Dirs. Shyam Ramsay and Tulsi Ramsay
What can I say? It's A Nightmare On Elm Street (1984),
Bollywood horror style! This film was one I considered covering for last year,
the first of Halloween 31 For 31, but it was only now I saw it. And sadly all
that anticipation was for little. As much as I was openly hoping for something
ridiculous, I always desire it to be this way with affection for the film,
sympathy even, finding the concept of laughing harshly at a movie's incompetency
repellent. I desire to laugh because there is quality to said film or out of
delight of the film trying at least. I was hoping Mahakaal would be a legitimately good film even - just because its
ripping off a Wes Craven film doesn't
mean it couldn't be good. This is not the case.
The premise is somewhat the same.
A being able to kill young college students in their dreams targets people
surrounding a young woman and her police commissioner father. Unlike the
original, the mysterious claw gloved man has a personal vendetta against the
father rather than a whole community, and will take his remaining daughter too
along with anyone else because he is evil to the point of being an actual
demon. With Mahakaal, the one main
concern with the usual structure of Indian cinema becomes obvious, what could
be the biggest advantage for certain films but also the greatest, crippling one
for others. Bollywood cinema is usually up to three hours long. On the plus
side, it would allow depth for a film, but on the negative side, if the film
hasn't enough material to fill the length out, it will feel laborious. The
other issue is that traditional Bollywood cinema doesn't stay in one genre. The
musical numbers, for most films, are there to stay, but they can also be
action, romance, horror, melodrama, westerns, and even more than those
mentioned. This hybrid of these two aspects, to give Indian audiences a night's
entertainment worth their cinema tickets, can work and was what I was hoping
for - for example Yash Chopra's Darr
(1993) about a psychopathic stalker which yet has musical numbers and
cricket jokes that's been on my mind for years since seeing it. With Mahakaal, it becomes apparent the
structure is a disastrous mess when the main villain, after an opening scare
scene, is only properly introduced after thirty minutes in a film that's only
two hours, twelve minutes long. It's still drastically longer than the original
Wes Craven film, but since average
Western made films can be up to two hours long, only those extra twelve minutes
stand out. But by the one hour mark, the film feels like two unremittingly dull
hours already.
When it does actually be A Nightmare On Elm Street, Indian
style, it shows how it could have been a good film. The jump in style - bright
colour, Evil Dead-style prowling
camera shots - makes it interesting, and even in vaguely recreating scenes from
the original film, it does its best at something spectacular. It brings in
snakes, torture dungeons, even borrowing a famous moment from Day of the Dead (1985) with great
aplomb. Gems of a potentially great film are lost in one that is just a dreadfully
made, incoherent mess. The requisite songs are in the wrong places, and in some
desire for action, kung fu fight scenes are included with people who do not know
kung fu.
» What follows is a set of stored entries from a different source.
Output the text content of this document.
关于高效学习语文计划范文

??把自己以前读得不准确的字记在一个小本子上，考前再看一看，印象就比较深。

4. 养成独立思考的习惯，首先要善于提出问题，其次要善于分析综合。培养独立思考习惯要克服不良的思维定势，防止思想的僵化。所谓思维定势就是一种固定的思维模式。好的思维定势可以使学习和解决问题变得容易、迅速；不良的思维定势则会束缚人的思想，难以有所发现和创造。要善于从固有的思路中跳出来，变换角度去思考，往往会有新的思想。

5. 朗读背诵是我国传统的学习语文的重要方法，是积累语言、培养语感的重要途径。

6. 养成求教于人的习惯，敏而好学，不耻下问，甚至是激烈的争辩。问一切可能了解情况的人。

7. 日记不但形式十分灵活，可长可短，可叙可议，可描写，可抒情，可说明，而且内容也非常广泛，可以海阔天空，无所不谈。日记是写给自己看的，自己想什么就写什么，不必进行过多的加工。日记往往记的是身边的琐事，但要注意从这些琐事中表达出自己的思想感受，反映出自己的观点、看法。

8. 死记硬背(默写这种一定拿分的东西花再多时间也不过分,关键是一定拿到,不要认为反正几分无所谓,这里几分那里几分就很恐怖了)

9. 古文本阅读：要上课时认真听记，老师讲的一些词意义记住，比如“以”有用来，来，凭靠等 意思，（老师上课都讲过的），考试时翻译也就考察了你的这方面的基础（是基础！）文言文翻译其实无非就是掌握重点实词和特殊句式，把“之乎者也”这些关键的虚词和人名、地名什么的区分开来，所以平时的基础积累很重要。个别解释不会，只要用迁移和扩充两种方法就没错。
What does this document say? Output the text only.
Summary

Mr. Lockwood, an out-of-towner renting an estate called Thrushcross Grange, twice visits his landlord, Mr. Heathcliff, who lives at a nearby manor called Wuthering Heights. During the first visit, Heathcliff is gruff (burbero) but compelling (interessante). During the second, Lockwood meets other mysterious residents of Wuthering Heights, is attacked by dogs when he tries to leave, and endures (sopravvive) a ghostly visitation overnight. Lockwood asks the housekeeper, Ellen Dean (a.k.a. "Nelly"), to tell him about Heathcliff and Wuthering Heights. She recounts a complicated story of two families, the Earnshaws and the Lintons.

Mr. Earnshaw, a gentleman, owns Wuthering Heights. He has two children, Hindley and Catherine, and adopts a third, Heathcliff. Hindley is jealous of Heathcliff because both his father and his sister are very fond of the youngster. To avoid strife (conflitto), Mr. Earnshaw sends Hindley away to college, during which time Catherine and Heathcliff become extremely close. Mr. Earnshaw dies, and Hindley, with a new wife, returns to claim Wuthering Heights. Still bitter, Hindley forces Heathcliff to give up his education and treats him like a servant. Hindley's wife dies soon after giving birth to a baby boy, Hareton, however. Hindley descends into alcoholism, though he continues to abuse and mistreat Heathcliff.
The guiltiest party in the
badly put together nature of the film is the chubby comic relief Johnny Lever. Possibly a great comedian
in another film, here the movie has betrayed the skills he may have
horrifically. At first it's hilarious that he walks in dressed like Michael Jackson, with the same hair and a
tune, that (with some copyright infringing balls) recreates the tempo of Thriller, playing as he enters. Quickly
into said scene I couldn't help but wish the dream stalking killer put the
character on his To-Kill list, especially as later on the desire of the
directors for comedy sketches with him becomes a jarring series of inclusions.
The actor eventually gets shoved into the viewer's face until it destroys the
pace of the film, the main plot suddenly being ditched so he can rescue two
girls from near gang rape as a clumsy, comedic superhero, ?!, or for his unknown
half siblings played by him to wander in for a running gag that isn't funny. Mahakaal is only half its length about
the main story, half an actual horror film, and the results are hellishly
disjointed to sit through. I like unruly, atonal films, but the ones I grow
fond of still have some focus. Say what you want with Turkish Star Wars (1982), but no matter how bad it can get technically,
it still focuses on a plot or a consistent idea and the abrupt tangents
interfere with this for a great, unforeseen effect. Godfrey Ho, no matter how bizarre he can get, literally needed some
consistency so when he stitched together two different films together he could
try and make it actually make some sense despite the massive gaps in the
results. Mahakaal is far too messy
in its structure to be entertain, and the results are despairing. Sadly it
proves that remakes/ripoffs of something from another country should be treated
with caution because quality even in terms of amusing may be nonexistent.